Lake Hamilton
Monivae Homestead

Statement of Significance

What is significant?
Monivae Homestead, the second property by that name, is located two kilometres south of Hamilton on the Hamilton-Port Fairy Road on the Muddy Creek and beside the Hamilton-Portland railway line. It replaced the much earlier homestead of Acheson Ffrench on the opposite side the road. Designed as a very conservative interpretation of the Italianate style and completed in 1877, Monivae is a two-storey, symmetrical villa set within a substantial garden at the end of a straight drive. The bluestone for its construction was quarried on site. The cast iron and patent metal columns of the verandah were imported from Melbourne. The architect was a local, the English-born William Smith, who was also the town clerk of Hamilton. The owners were Scottish-born James Thomson (1823-1910) and Christina Thomson, nee Armstrong, and their family of eleven children and they were directly related to the Learmonth family of Prestonholme, pioneers in Mexico. The excellence of the building's construction and detailing indicates the calibre of the architect as much as the wealth of the owner. James Thomson was a pastoralist who had bought the run from Ffrench's distressed estate. Thomson's son John continued the family's pastoral interests and was MP for Dundas when the house was redecorated. For sometime after World War Two, the property was used as the boy's boarding school, called Monivae. Most of the original outbuildings have been lost to bushfires caused by the nearby railway. Much of the garden and surrounding park has been lost and the drive of Monterey Pines, pinus radiata has been replaced.
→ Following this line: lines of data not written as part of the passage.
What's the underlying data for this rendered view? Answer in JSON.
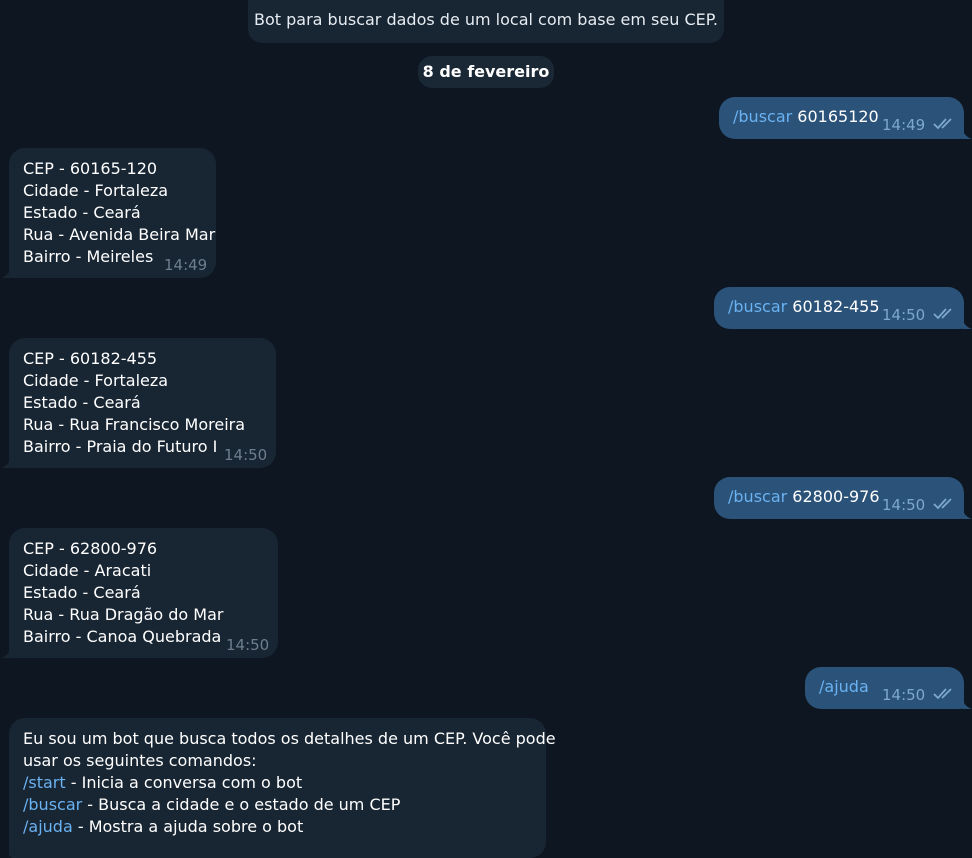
{
  "bot_description": "Bot para buscar dados de um local com base em seu CEP.",
  "date_separator": "8 de fevereiro",
  "outgoing": [
    {
      "command": "/buscar",
      "arg": " 60165120",
      "time": "14:49"
    },
    {
      "command": "/buscar",
      "arg": " 60182-455",
      "time": "14:50"
    },
    {
      "command": "/buscar",
      "arg": " 62800-976",
      "time": "14:50"
    },
    {
      "command": "/ajuda",
      "arg": "",
      "time": "14:50"
    }
  ],
  "incoming": [
    {
      "lines": [
        "CEP - 60165-120",
        "Cidade - Fortaleza",
        "Estado - Ceará",
        "Rua - Avenida Beira Mar",
        "Bairro - Meireles"
      ],
      "time": "14:49"
    },
    {
      "lines": [
        "CEP - 60182-455",
        "Cidade - Fortaleza",
        "Estado - Ceará",
        "Rua - Rua Francisco Moreira",
        "Bairro - Praia do Futuro I"
      ],
      "time": "14:50"
    },
    {
      "lines": [
        "CEP - 62800-976",
        "Cidade - Aracati",
        "Estado - Ceará",
        "Rua - Rua Dragão do Mar",
        "Bairro - Canoa Quebrada"
      ],
      "time": "14:50"
    }
  ],
  "help_message": {
    "intro_1": "Eu sou um bot que busca todos os detalhes de um CEP. Você pode",
    "intro_2": "usar os seguintes comandos:",
    "commands": [
      {
        "command": "/start",
        "desc": " - Inicia a conversa com o bot"
      },
      {
        "command": "/buscar",
        "desc": " - Busca a cidade e o estado de um CEP"
      },
      {
        "command": "/ajuda",
        "desc": " - Mostra a ajuda sobre o bot"
      }
    ]
  },
  "colors": {
    "background": "#0e1621",
    "incoming_bubble": "#182533",
    "outgoing_bubble": "#2b5278",
    "command_link": "#6ab2f2"
  }
}
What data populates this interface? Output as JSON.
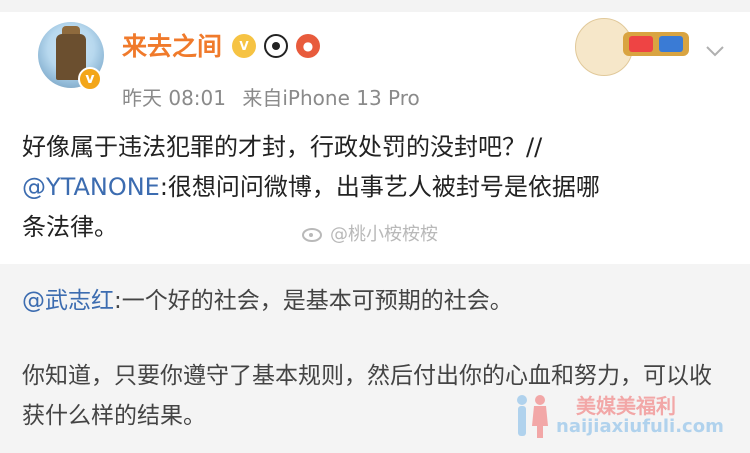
{
  "post": {
    "username": "来去之间",
    "badges": [
      "vip-badge",
      "panda-badge",
      "crab-badge"
    ],
    "time": "昨天 08:01",
    "source": "来自iPhone 13 Pro",
    "text_line1": "好像属于违法犯罪的才封，行政处罚的没封吧？//",
    "mention1": "@YTANONE",
    "text_line2_rest": ":很想问问微博，出事艺人被封号是依据哪",
    "text_line3": "条法律。",
    "watermark": "@桃小桉桉桉"
  },
  "retweet": {
    "mention": "@武志红",
    "line1_rest": ":一个好的社会，是基本可预期的社会。",
    "para": "你知道，只要你遵守了基本规则，然后付出你的心血和努力，可以收获什么样的结果。"
  },
  "site_watermark": {
    "cn": "美媒美福利",
    "url": "naijiaxiufuli.com"
  },
  "colors": {
    "username": "#f07a2b",
    "mention": "#3c6cb0",
    "retweet_bg": "#f4f4f4"
  }
}
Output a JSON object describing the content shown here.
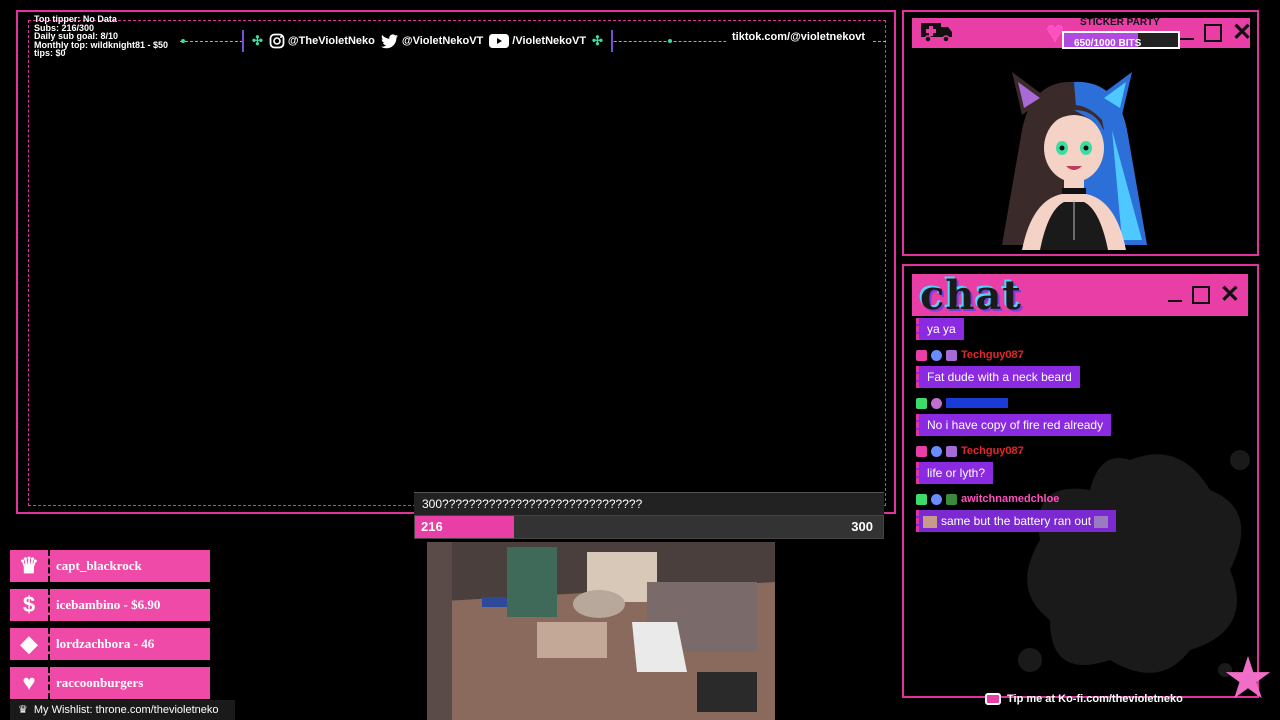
{
  "stats": {
    "top_tipper": "Top tipper: No Data",
    "subs": "Subs: 216/300",
    "daily_sub_goal": "Daily sub goal: 8/10",
    "monthly_top": "Monthly top: wildknight81 - $50",
    "tips": "tips: $0"
  },
  "socials": {
    "instagram": "@TheVioletNeko",
    "twitter": "@VioletNekoVT",
    "youtube": "/VioletNekoVT",
    "tiktok": "tiktok.com/@violetnekovt"
  },
  "sticker_party": {
    "title": "STICKER PARTY",
    "progress_text": "650/1000 BITS",
    "current": 650,
    "goal": 1000
  },
  "chat": {
    "title": "chat",
    "messages": [
      {
        "user": "",
        "text": "ya ya",
        "user_color": "#ff3b3b"
      },
      {
        "user": "Techguy087",
        "text": "Fat dude with a neck beard",
        "user_color": "#e5262b"
      },
      {
        "user": "",
        "text": "No i have copy of fire red already",
        "user_color": "#1a3bd6"
      },
      {
        "user": "Techguy087",
        "text": "life or lyth?",
        "user_color": "#e5262b"
      },
      {
        "user": "awitchnamedchloe",
        "text": "same but the battery ran out",
        "user_color": "#ff4fc0"
      }
    ]
  },
  "subgoal": {
    "label": "300??????????????????????????????",
    "current": 216,
    "goal": 300,
    "current_text": "216",
    "goal_text": "300"
  },
  "alerts": [
    {
      "icon": "crown-icon",
      "glyph": "♛",
      "text": "capt_blackrock"
    },
    {
      "icon": "dollar-icon",
      "glyph": "$",
      "text": "icebambino - $6.90"
    },
    {
      "icon": "diamond-icon",
      "glyph": "◆",
      "text": "lordzachbora - 46"
    },
    {
      "icon": "heart-icon",
      "glyph": "♥",
      "text": "raccoonburgers"
    }
  ],
  "wishlist": "My Wishlist: throne.com/thevioletneko",
  "kofi": "Tip me at Ko-fi.com/thevioletneko",
  "colors": {
    "accent": "#e83ea5",
    "bubble": "#8a2be2",
    "social": "#3ddca0"
  }
}
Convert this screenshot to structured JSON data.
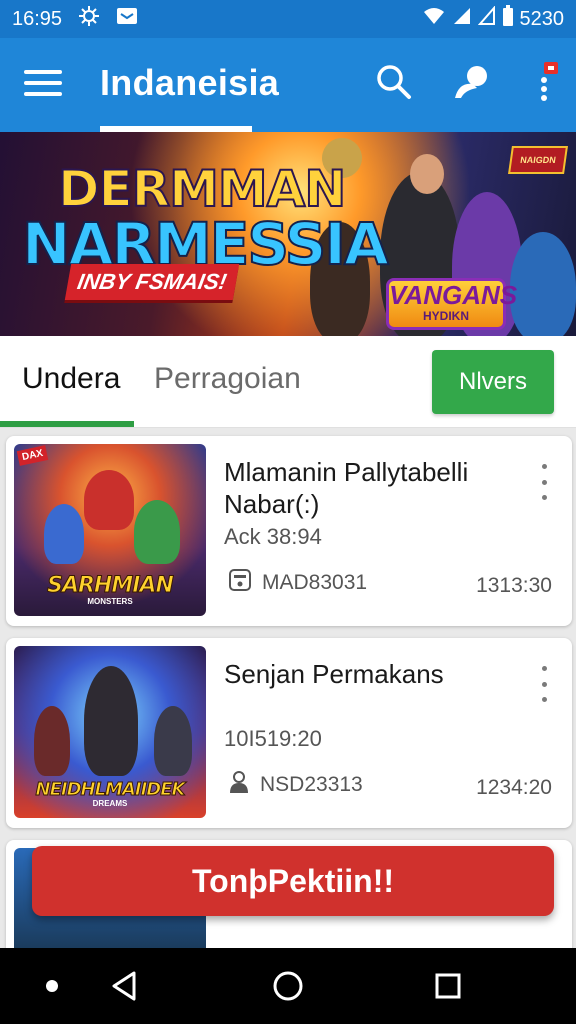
{
  "status_bar": {
    "time": "16:95",
    "battery": "5230"
  },
  "app_bar": {
    "title": "Indaneisia"
  },
  "banner": {
    "headline_line1": "DERMMAN",
    "headline_line2": "NARMESSIA",
    "subtitle": "INBY FSMAIS!",
    "badge_title": "VANGANS",
    "badge_subtitle": "HYDIKN",
    "logo_text": "NAIGDN"
  },
  "tabs": {
    "active": "Undera",
    "inactive": "Perragoian",
    "action_button": "Nlvers"
  },
  "cards": [
    {
      "title": "Mlamanin Pallytabelli Nabar(:)",
      "subtitle": "Ack 38:94",
      "meta_left": "MAD83031",
      "meta_right": "1313:30",
      "thumb_title": "SARHMIAN",
      "thumb_sub": "MONSTERS",
      "thumb_corner": "DAX"
    },
    {
      "title": "Senjan Permakans",
      "subtitle": "10I519:20",
      "meta_left": "NSD23313",
      "meta_right": "1234:20",
      "thumb_title": "NEIDHLMAIIDEK",
      "thumb_sub": "DREAMS"
    }
  ],
  "toast": {
    "label": "TonþPektiin!!"
  },
  "colors": {
    "app_bar": "#1f86d8",
    "status_bar": "#1877c9",
    "tab_indicator": "#2f9e44",
    "action_button": "#33a84a",
    "toast": "#d0312d"
  },
  "icons": {
    "app_bar": [
      "menu-icon",
      "search-icon",
      "profile-icon",
      "more-vert-icon"
    ],
    "navbar": [
      "back-icon",
      "home-icon",
      "recents-icon"
    ]
  }
}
The main house is in excellent condition although its interior decoration has been lost.

How is it significant?
Monivae Homestead is of historical and architectural significance to the Shire of Southern Grampians.

Why is it significant?
Monivae Homestead is of historical significance for its direct connections with several generations of the Thomson family and their extended family including the Learmonths. It is significant as an example of a grand homestead built after the difficulties for squatting interests caused by the Selection Acts. Monivae, a very conservative interpretation of the Italianate style, is of architectural significance as an example of the work of William Smith. While the house is relatively grand, its sobriety demonstrates the position and values of its owners and the skills of its architect.